The size and strength of the protest took city and state authorities by surprise. Some of the protesters were members of labor unions. Some were environmentalists. Some were anarchists. Some were onlookers who got swept up in the movement. Together they clogged the streets around the convention center where the WTO delegates were to meet and delayed the start of the conference. The anarchists broke windows and provoked the police, who overreacted, thereby engaging the attention of the media, which also overreacted, reporting as fact such spurious rumors as that the protesters had hurled Molotov cocktails at the police.
The anarchists among the protesters were disappointed, in that the capitalist system remained standing after the delegates went home. But for the rest what was being called the “Battle of Seattle” was a brilliant success. It gave focus to previously inchoate dissatisfaction with globalization. Major newspapers and television news networks considered the arguments of the anti-globalists more seriously than they had before.

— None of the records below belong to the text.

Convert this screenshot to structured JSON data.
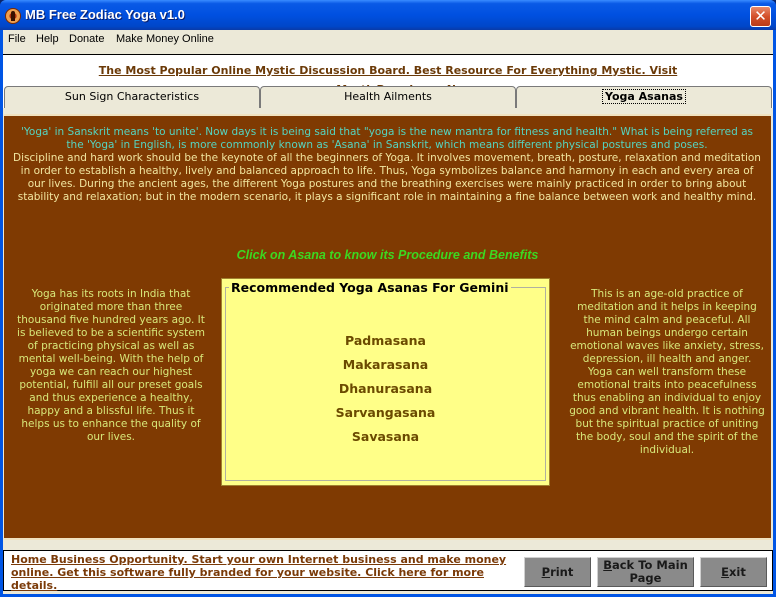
{
  "window": {
    "title": "MB Free Zodiac Yoga v1.0",
    "close_label": "✕"
  },
  "menu": [
    "File",
    "Help",
    "Donate",
    "Make Money Online"
  ],
  "banner": {
    "line1": "The Most Popular Online Mystic Discussion Board. Best Resource For Everything Mystic. Visit",
    "line2": "www.MysticBoard.com Now"
  },
  "tabs": [
    {
      "label": "Sun Sign Characteristics",
      "active": false
    },
    {
      "label": "Health Ailments",
      "active": false
    },
    {
      "label": "Yoga Asanas",
      "active": true
    }
  ],
  "intro": {
    "p1": "'Yoga' in Sanskrit means 'to unite'. Now days it is being said that \"yoga is the new mantra for fitness and health.\" What is being referred as the 'Yoga' in English, is more commonly known as 'Asana' in Sanskrit, which means different physical postures and poses.",
    "p2": "Discipline and hard work should be the keynote of all the beginners of Yoga. It involves movement, breath, posture, relaxation and meditation in order to establish a healthy, lively and balanced approach to life. Thus, Yoga symbolizes balance and harmony in each and every area of our lives. During the ancient ages, the different Yoga postures and the breathing exercises were mainly practiced in order to bring about stability and relaxation; but in the modern scenario, it plays a significant role in maintaining a fine balance between work and healthy mind."
  },
  "click_hint": "Click on Asana to know its Procedure and Benefits",
  "left_text": "Yoga has its roots in India that originated more than three thousand five hundred years ago. It is believed to be a scientific system of practicing physical as well as mental well-being. With the help of yoga we can reach our highest potential, fulfill all our preset goals and thus experience a healthy, happy and a blissful life. Thus it helps us to enhance the quality of our lives.",
  "right_text": "This is an age-old practice of meditation and it helps in keeping the mind calm and peaceful. All human beings undergo certain emotional waves like anxiety, stress, depression, ill health and anger. Yoga can well transform these emotional traits into peacefulness thus enabling an individual to enjoy good and vibrant health. It is nothing but the spiritual practice of uniting the body, soul and the spirit of the individual.",
  "asanas": {
    "title": "Recommended Yoga Asanas For Gemini",
    "items": [
      "Padmasana",
      "Makarasana",
      "Dhanurasana",
      "Sarvangasana",
      "Savasana"
    ]
  },
  "footer": {
    "link": "Home Business Opportunity. Start your own Internet business and make money online. Get this software fully branded for your website. Click here for more details.",
    "buttons": {
      "print": {
        "accel": "P",
        "rest": "rint"
      },
      "back": {
        "accel": "B",
        "rest": "ack To Main",
        "line2": "Page"
      },
      "exit": {
        "accel": "E",
        "rest": "xit"
      }
    }
  },
  "colors": {
    "content_bg": "#7f3a02",
    "intro_p1": "#55d4c0",
    "intro_p2": "#f2e6a0",
    "hint": "#3cd820",
    "side_text": "#d8e87a",
    "asana_box_bg": "#ffff88",
    "asana_item": "#6b4a00",
    "link": "#6b3a08"
  }
}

The effect of the Seattle protest was amplified by subsequent events. Only months later a bubble in the tech industry burst, producing a dot-com crash that appeared to demonstrate the fragility of what globalization had wrought. The larger crash of 2007-2008 cast a long shadow over the postwar model of finance and trade. The election of Donald Trump in 2016 and his imposition of tariffs unlike any since the 1930s drove a stake through the heart of the free trade model. Joe Biden agreed with Trump on little else, but he let stand the Trump tariffs and even increased some of them.
A quarter-century after the battle of Seattle, the anti-globalists control the political high ground in America. So too in other countries where the message of the Seattle protest resonated. Economic nationalism is the order of the day, and nothing short of a major war or other catastrophe appears likely to dislodge it.
Unfortunately, the beggar-thy-neighbor philosophy of the tariff warriors makes a regular war more likely.